Mesnex: The drug mesnex has been shown to prevent cyclophosphamide- and ifosfamide-induced cystitis.[3],[4] This drug works by binding to the metabolite acrolein in the bladder to form an inactive product that is then excreted. In this way, the bladder is protected, but the antitumor activity of the chemotherapy drug remains the same.
Hyperhydration: Another approach to preventing hemorrhagic cystitis is to increase fluid intake to help flush the bladder. Researchers have shown that hyperhydration by IV saline with administration of furosemide (Lasix®), a diuretic drug to maintain a urine output, effectively prevented hemorrhagic cystitis in patients who received high-dose cyclophosphamide before a bone marrow transplant.[5]
Continuous bladder irrigation: Cystitis may also be prevented by continuously flushing the bladder, also called continuous bladder irrigation. This technique has been shown to decrease the incidence of hemorrhagic cystitis in patients receiving a stem cell transplant.1
Drinking plenty of fluids may also help to “flush” the bladder and prevent cystitis.
[1]Turkeri LN, Lum LG, Uberti JP, Abella E, et al. Prevention of hemorrhagic cystitis following allogeneic bone marrow transplant preparative regimens with cyclophosphamide and busulfan: role of continuous bladder irrigation. J Urol. 1995;153:637-40.
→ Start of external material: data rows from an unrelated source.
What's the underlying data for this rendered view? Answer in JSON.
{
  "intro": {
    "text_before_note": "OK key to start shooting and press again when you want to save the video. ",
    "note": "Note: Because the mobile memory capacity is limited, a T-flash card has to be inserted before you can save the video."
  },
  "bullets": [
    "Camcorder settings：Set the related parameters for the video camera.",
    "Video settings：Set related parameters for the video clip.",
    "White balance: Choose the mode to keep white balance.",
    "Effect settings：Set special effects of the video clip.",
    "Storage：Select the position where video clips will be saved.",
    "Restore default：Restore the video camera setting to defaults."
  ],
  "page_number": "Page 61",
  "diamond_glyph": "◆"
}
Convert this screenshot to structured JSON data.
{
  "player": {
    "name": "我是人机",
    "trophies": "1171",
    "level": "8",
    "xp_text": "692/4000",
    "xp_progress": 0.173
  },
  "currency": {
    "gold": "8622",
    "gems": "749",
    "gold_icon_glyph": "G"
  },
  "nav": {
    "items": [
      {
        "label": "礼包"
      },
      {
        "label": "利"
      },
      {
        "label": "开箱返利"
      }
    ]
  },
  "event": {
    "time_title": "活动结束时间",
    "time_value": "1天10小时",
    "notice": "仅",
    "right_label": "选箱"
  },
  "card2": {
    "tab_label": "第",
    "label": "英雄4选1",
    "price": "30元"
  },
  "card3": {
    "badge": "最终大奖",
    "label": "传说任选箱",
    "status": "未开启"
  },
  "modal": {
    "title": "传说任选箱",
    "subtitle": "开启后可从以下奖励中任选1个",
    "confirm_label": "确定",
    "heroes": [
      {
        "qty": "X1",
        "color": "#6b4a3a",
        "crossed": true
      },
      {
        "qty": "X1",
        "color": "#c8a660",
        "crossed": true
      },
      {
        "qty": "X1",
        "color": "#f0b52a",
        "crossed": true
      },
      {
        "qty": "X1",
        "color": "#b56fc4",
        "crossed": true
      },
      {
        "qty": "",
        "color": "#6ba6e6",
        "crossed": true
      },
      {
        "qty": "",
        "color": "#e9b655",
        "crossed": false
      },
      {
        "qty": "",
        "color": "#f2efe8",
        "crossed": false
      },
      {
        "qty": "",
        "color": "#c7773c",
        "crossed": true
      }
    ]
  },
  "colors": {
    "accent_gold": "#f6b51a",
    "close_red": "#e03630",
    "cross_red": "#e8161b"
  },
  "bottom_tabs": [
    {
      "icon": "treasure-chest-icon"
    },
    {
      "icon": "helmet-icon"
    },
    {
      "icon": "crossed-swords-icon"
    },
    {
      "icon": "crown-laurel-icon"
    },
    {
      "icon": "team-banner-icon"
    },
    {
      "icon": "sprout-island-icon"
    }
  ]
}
[2] Drake MJ, Nixon PM, Crew JP. Drug-induced bladder and urinary disorders. Incidence, prevention and management. Drug Saf. 1998;19(1):45-55.
[3]Khojasteh NH, Zakerinia M, Ramzi M, Haghshenas M. A new regimen of MESNA (2-mercaptoethanesulfonate) effectively prevents cyclophosphamide-induced hemorrhagic cystitis in bone marrow transplant recipients. Transplant Proc. 2000 May; 32(3): 596.
[4] Cohen MH, Dagher R, Griebel DJ, Ibrahim A, et al. U.S. Food and Drug Administration drug approval summaries: imatinib mesylate, mesna tablets, and zoledronic acid. Oncologist. 2002; 7(5): 393-400.
[5]Ballen KK, Becker P, Levebvre K, Emmons R, et al. Safety and cost of hyperhydration for the prevention of hemorrhagic cystitis in bone marrow transplant recipients. Oncology. 1999 Nov; 57(4): 287-92.